September 21, 2014
Once street sellers voice demands
For The Herald
BA City Once neighbourhood’s street sellers, headed by a Senegalese jewellery-peddler group, occupied yesterday Pueyrredón Avenue during a few hours to resist the eviction order issued by City Hall and demanded that local authorities sit at a table to negotiate with them instead of appealing to force.
“We are working legally, they can’t throw us out! Why don’t they come here to talk?”, cried out the street vendors.
“We want to work!”
But from local government offices, the only voice heard was Deputy Mayor María Eugenia Vidal, endorsing the security scheme.
“Street trade is allowed in the City provided it is not illegal merchandise. Otherwise, we are dealing with crime”, Mayor Mauricio Macri’s second-in-command publicly argued.
It was another episode in the running battle the ruling centre-right PRO party has maintained with street sellers since taking office in 2007.
Two years ago, on January, 2012, the battleground was downtown Florida pedestrian street, a traditional touristic and commercial stroll whose middle lane used to offer all types of goods —from clothing and paintings to pirated movies and CDs— at a remarkably lower price than nearby legal shops.
CAME (Argentine Confederation of Medium-sized Businesses) retailer association accused street sellers of unfair competition because they were unable to match their own prices to the almost tax-free level of street vendors and, therefore risked going bankrupt.
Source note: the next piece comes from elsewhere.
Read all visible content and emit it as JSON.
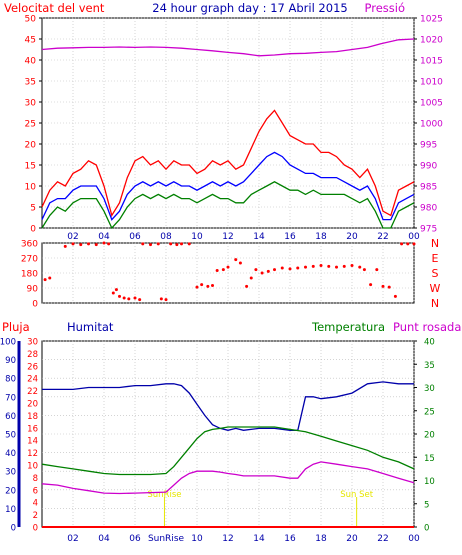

And Macri’s administration stated that most of the merchandise sold in the street was illegal or, at least, of “dubious origin.”
Consequently, City Hall ordered the Metropolitan Police to clear them out. In some cases, mainly handicrafts selling-points, an alternative solution was presented to them by the Public Space Ministry for inspectors to resettle them in itinerant fairs throughout the City. But not everyone accepted it.
“I filed an injunction request to halt a City Hall order. They wanted me to work only on Wednesdays and weekends in different places. That didn’t meet my basic needs. I am a mother of four, I need to work every day”, artisan Ada Pérez from the Free Traders Movement told the Herald.
Since then, it was only a matter of time before City Hall started to focus on similar street-selling spots like Once.
Eviction or assault order?
Early in the morning yesterday, a BA City Metropolitan Police squad was deployed from Mitre street to Corrientes avenue, near the Once railhead terminal, and dismantled three “illegal marketplaces” on the sidewalk.
A large number CDs and clothes were seized on the grounds of violating BA City Trademarks Act.
It was City Hall’s second-largest security operation this week in Once but street sellers denounced Macri’s government has been putting pressure on them since last weekend.
On Wednesday, the same Senegalese traders group which protested yesterday had blocked Corrientes Avenue, one of the busiest roads heading downtown, accusing BA City’s security arm of “stealing” from them thousands of pesos in watches, gems and belts they work with while also taking their mobile phones and personal computers without further explanations.
“It was 5am and I was taking a shower, preparing for work, when suddenly I heard a lot of noise in the hallway,” Macodou Seye told state-run news agency Télam.
“When I opened the door, dressed only with a towel, I saw a gun pointing in my face”.
Senegalese immigrants carrying boxes full of colourful merchandises are a common scene in BA City streets. A large number of them relocated in Once neighbourhood once they were ejected from Florida street.
And so did other street vendors who crowded into Pueyrredón Avenue and nearby streets with their low-cost merchandise. For City Hall, they are part of a crime syndicate trading in stolen merchandise. And overpopulated streets also attract pick-pockets.
“When you face mobs, the State can’t surrender. We have been fighting this battle for so long and in all places —Florida, Constitución and Retiro neighbourhoods— you discover the same: its merchandise whose origin can’t be explained”, Vidal affirmed.